I have a general penchant for solitude and space to myself, perhaps especially these last two years on a specific day in this autumn month. Much of this past year has seen what I’ve known as stable and consistent change in front of me in surprising and drastic ways. People that have been part of my life on a regular basis are off doing other things. The face of organizations I am part of, though while familiar, are also very much not the same. Life isn’t necessarily any less stable, but it’s changed in larger ways in the last 12 months.
The bulk of my race training this year for the half and full marathons were done solo. Numerous sessions on the treadmill and lots of runs on the prairie path trails were done without someone running alongside with me. (Though I was grateful for the support friends showed me along the Toronto marathon.) Many a podcast and album accompanied me to keep my mind occupied or motivated to (try and) keep going, especially on those hot summer days when all I wanted to do was stop and melt away.

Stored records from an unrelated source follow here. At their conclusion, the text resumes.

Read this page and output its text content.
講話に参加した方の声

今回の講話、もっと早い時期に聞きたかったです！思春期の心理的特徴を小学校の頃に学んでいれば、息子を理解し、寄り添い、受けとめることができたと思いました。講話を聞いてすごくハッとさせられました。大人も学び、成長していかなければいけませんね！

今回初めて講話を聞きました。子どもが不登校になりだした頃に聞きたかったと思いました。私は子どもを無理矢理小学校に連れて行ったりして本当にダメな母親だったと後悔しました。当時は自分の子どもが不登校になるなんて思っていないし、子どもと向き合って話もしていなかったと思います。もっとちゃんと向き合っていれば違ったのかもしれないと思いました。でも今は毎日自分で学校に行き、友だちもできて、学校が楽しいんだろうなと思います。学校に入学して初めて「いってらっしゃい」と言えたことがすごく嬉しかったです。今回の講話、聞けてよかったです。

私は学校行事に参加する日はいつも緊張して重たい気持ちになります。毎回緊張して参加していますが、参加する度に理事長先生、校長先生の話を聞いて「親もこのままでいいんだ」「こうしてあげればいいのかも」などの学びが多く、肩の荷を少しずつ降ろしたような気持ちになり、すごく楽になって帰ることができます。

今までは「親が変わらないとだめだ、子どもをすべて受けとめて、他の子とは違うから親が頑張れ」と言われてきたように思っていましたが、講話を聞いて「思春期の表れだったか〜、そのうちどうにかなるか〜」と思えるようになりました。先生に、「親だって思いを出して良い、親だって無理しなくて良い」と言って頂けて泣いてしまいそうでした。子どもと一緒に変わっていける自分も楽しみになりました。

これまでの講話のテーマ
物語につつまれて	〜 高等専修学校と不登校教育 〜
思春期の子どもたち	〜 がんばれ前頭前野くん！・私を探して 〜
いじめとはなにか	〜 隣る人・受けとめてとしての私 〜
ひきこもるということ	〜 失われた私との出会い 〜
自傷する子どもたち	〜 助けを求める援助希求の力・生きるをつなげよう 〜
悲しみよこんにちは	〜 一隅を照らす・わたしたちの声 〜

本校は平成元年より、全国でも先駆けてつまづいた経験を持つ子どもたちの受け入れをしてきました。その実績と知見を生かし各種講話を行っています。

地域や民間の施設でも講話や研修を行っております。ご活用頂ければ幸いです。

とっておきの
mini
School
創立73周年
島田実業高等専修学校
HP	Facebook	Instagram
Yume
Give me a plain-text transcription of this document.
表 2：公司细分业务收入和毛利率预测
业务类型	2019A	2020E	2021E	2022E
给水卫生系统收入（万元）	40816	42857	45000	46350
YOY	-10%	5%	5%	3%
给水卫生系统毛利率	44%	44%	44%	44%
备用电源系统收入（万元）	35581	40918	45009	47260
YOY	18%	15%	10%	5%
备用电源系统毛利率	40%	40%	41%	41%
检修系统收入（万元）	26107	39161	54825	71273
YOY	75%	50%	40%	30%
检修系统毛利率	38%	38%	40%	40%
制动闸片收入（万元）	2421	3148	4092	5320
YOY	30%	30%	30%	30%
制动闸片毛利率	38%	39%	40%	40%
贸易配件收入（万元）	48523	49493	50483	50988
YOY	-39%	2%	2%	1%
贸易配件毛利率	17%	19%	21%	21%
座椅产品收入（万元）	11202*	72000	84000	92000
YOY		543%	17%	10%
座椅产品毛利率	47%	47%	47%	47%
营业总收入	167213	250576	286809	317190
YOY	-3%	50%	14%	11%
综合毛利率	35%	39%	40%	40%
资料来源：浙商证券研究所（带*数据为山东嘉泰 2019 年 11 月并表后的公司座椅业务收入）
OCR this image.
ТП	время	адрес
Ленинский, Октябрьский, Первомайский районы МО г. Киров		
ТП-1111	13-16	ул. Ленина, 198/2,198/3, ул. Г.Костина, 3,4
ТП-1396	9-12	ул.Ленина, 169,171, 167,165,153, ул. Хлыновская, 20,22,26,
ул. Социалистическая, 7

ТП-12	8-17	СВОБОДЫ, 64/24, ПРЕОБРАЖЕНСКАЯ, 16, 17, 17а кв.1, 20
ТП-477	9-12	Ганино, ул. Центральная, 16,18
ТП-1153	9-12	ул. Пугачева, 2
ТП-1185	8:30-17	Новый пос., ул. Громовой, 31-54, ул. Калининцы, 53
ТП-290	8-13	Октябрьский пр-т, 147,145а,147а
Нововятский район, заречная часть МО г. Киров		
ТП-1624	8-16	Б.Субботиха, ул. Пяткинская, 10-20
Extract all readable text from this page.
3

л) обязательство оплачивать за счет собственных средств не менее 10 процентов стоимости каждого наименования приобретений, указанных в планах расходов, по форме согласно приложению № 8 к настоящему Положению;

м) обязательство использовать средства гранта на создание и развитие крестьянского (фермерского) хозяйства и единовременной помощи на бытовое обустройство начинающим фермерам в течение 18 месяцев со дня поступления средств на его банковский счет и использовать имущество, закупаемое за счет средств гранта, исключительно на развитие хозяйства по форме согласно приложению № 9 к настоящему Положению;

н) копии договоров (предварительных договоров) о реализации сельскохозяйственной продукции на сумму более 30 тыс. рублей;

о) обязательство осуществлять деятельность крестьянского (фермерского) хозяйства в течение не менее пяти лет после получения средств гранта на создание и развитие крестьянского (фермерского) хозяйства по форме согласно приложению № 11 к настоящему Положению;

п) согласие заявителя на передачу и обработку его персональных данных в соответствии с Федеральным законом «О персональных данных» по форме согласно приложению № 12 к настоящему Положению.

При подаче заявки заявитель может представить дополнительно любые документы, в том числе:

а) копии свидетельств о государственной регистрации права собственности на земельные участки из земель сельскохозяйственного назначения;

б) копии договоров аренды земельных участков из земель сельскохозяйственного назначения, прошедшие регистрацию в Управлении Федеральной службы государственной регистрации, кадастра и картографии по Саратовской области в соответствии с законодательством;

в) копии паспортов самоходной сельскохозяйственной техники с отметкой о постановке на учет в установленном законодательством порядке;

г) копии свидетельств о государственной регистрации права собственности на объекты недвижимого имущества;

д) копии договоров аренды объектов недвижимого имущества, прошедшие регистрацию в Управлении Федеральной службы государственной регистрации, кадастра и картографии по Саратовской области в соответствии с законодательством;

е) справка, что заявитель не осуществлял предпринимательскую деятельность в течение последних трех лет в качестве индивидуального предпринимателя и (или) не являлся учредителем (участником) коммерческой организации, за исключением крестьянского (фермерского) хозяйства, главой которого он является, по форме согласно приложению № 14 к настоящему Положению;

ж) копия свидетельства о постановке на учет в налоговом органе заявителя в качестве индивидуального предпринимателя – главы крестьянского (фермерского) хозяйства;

A prime number can be divided evenly only by 1 or itself.
I’m realizing more and more that I’m internally OK with being on my own. Being a prime number year is solidifying that. And in a lot of ways, it’s liberating and freeing it’s OK to stand alone and be identified as such.
I don’t write all this in an “I don’t need nobody” kind of way or that I don’t need friends or that faith isn’t a strong presence in my life, but primarily in the relationship sense. As I get older, I become more and more OK with being single and not requiring definition by marriage and having a “better half.” I am who I am without a specific type of relationship defining that. That “who I am” understanding extends to not letting my possessions and ability to retain facts defining me needs work next.
The kickoff of this prime year was met with more fanfare and less internal turmoil than the last couple Novembers (particularly last year), for which I am grateful. It is in part because of that care and friendship I am in a better space to see with some clarity. My existence on its own is valuable, which I need to remember and occasionally celebrate, even if I don’t like the attention all that much.